不大一会儿,简惜又回来了,手中却多了一个登机牌,一声不响排在新禹前面,并小声嘀咕一句:“夹个塞儿”。
这下子新禹又蒙了,这是闹得哪出?
简惜也不劝了,也不说话了,新禹也云山雾罩地跟着安检之后,进了候机大厅。
在候机时,简惜找个角落给外公外婆以及袁爸袁妈分别打了电话,就说新禹心情不太好,出门玩几天,她不放心,跟他做个伴儿,四位老人一顺水儿的不放心,不同意,可是袁爸袁妈还好说些,知道她底子是成人了,还好一些,一想到新禹身边有妈妈陪着,劝了一会儿他们也就勉强同意了。

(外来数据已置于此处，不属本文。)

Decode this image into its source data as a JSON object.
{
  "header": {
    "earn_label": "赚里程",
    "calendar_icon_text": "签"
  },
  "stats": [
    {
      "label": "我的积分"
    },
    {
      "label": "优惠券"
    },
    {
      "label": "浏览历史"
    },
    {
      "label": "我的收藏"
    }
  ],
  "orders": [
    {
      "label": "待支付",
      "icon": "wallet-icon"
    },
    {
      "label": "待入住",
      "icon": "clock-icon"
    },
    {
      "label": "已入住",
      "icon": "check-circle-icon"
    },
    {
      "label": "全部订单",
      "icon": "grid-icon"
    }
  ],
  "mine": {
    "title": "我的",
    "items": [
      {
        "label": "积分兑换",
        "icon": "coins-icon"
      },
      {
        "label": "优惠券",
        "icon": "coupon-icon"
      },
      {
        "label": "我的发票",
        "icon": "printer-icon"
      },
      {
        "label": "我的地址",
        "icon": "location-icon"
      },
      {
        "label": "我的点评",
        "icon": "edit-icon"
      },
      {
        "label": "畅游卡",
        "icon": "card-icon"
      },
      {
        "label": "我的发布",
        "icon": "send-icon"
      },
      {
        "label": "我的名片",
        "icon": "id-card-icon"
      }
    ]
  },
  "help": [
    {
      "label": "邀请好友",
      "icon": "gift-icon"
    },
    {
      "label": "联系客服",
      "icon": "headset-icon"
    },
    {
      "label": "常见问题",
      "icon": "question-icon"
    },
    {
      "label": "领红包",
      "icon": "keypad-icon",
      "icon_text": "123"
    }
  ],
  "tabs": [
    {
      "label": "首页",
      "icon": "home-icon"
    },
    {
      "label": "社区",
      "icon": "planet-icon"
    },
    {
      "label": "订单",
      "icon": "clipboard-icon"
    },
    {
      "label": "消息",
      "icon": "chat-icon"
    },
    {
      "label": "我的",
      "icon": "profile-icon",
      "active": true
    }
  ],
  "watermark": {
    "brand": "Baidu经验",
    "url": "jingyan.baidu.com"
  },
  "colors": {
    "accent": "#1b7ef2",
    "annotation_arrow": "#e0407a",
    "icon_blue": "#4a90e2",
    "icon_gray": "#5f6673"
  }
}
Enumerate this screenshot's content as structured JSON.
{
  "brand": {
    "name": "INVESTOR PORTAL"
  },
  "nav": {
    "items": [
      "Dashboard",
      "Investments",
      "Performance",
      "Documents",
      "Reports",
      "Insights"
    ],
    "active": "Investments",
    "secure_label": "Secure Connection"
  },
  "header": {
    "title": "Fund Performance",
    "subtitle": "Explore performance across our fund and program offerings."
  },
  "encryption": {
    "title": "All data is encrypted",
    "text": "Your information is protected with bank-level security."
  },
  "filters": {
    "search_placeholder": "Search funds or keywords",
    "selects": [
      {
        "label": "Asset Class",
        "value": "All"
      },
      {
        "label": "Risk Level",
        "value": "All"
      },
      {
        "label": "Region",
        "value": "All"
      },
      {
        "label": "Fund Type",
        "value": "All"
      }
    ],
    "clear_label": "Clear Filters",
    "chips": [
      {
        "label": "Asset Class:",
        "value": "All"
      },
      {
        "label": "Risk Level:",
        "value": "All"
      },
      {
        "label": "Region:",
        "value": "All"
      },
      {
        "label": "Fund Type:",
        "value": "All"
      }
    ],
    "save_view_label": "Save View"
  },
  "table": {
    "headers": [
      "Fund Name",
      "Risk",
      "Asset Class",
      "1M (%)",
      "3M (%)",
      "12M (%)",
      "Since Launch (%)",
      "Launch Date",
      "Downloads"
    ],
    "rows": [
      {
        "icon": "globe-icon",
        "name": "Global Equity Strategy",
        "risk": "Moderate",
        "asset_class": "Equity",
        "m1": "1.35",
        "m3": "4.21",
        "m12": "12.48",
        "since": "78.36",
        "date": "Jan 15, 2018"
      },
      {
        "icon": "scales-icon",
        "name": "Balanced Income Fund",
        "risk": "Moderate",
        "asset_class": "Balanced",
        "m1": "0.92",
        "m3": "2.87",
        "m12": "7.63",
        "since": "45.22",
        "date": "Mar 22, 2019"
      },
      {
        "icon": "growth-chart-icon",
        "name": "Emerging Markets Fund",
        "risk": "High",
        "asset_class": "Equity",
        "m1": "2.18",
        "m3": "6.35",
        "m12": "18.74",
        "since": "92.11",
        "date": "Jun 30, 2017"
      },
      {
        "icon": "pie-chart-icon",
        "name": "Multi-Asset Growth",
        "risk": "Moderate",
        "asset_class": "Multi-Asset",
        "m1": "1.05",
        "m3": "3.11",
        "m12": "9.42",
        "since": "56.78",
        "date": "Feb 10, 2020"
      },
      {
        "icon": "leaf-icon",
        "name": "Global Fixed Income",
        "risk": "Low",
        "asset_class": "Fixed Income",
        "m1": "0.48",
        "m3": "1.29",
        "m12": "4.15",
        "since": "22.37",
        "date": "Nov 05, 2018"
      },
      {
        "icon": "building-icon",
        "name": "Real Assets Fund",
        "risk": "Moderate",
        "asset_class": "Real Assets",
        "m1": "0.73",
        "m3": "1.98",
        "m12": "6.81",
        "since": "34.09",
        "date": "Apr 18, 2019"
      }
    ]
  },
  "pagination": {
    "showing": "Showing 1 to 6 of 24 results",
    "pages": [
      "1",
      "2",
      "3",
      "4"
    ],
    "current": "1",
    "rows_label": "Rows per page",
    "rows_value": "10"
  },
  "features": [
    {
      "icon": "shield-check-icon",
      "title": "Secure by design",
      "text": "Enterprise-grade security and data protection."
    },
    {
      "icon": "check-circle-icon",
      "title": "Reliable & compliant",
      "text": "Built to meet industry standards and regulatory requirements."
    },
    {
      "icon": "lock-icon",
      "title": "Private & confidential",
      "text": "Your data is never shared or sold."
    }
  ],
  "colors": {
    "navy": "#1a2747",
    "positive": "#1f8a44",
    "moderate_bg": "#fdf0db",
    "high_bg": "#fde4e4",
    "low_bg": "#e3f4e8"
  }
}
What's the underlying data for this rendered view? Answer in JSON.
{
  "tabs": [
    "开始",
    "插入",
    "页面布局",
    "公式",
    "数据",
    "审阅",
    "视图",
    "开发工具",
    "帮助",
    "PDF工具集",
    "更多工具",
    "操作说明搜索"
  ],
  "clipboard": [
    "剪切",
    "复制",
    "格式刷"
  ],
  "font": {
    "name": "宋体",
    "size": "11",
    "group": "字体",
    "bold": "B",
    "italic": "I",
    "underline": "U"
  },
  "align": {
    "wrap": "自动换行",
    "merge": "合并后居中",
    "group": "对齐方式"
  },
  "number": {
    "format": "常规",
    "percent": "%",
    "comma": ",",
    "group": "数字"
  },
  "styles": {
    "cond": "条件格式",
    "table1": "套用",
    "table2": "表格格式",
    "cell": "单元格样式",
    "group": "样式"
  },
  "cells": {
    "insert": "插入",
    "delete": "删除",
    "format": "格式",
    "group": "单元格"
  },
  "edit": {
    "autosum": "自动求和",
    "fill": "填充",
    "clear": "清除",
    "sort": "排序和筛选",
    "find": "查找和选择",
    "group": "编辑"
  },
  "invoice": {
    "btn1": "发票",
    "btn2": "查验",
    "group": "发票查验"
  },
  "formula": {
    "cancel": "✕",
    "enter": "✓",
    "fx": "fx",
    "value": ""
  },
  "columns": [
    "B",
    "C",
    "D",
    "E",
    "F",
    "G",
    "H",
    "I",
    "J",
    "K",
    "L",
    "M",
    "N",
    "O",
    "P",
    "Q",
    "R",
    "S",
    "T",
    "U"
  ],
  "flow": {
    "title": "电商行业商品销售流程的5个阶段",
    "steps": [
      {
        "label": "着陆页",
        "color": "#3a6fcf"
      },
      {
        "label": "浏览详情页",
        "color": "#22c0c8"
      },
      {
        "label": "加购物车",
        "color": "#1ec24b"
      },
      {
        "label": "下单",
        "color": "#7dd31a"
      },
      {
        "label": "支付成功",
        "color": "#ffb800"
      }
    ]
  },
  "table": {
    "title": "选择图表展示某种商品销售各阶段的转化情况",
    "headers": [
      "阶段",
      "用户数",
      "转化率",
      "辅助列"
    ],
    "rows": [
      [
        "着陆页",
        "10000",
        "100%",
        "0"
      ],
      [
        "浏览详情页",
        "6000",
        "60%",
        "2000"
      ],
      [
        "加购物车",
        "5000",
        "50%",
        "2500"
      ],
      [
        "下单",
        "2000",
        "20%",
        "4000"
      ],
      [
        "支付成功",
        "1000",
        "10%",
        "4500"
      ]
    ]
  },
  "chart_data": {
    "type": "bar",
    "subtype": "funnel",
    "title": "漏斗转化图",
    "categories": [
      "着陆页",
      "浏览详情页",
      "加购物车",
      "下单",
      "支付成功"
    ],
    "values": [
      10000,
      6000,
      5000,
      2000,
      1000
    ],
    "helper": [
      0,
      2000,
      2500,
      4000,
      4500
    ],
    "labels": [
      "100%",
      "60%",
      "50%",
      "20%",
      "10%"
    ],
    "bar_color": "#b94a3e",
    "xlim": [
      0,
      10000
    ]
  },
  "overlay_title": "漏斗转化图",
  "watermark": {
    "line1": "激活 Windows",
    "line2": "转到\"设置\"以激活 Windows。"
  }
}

可是简外公和外婆却是非常不放心,简外公就要跟到机场来,简惜说:“外公,你别来了,飞机马上要起飞了,新禹家有点事情,他现在情况很不稳定,我拉他回来,他也不听,没办法才陪着他一起走,没事,你别担心,你外孙女是成人了,钱哪?我身上带有银行卡还有身份证,要不然飞机票都买不到啊,缺什么,我现买就可以了,嗯,够的,您老忘了,公安局的李伯伯刚刚给我了一张呢,正好可以用得上,再不济,我还有妈妈给我留的那张卡呢,我不会的,我用多少取多少,身上不放那么多的,你们放心好了。
再说去几天就回来,把新禹劝回来,就当我们中考完了去散散心好不好?行--听你的,你家惜儿的本事和聪明你又不是不知道,一般人我也不怕,再说不是还有新禹吗?你忘了,他的武力值也是相当高的,我们俩双剑合壁,所向无敌,呵呵呵,你说是吧?你们放心吧,我到一个地方打一个电话,怎么样?好了,飞机快起飞了,我要走了,不多说了,别告诉我妈啊!保准几天以后,完整无缺的回来,好啦!拜拜——”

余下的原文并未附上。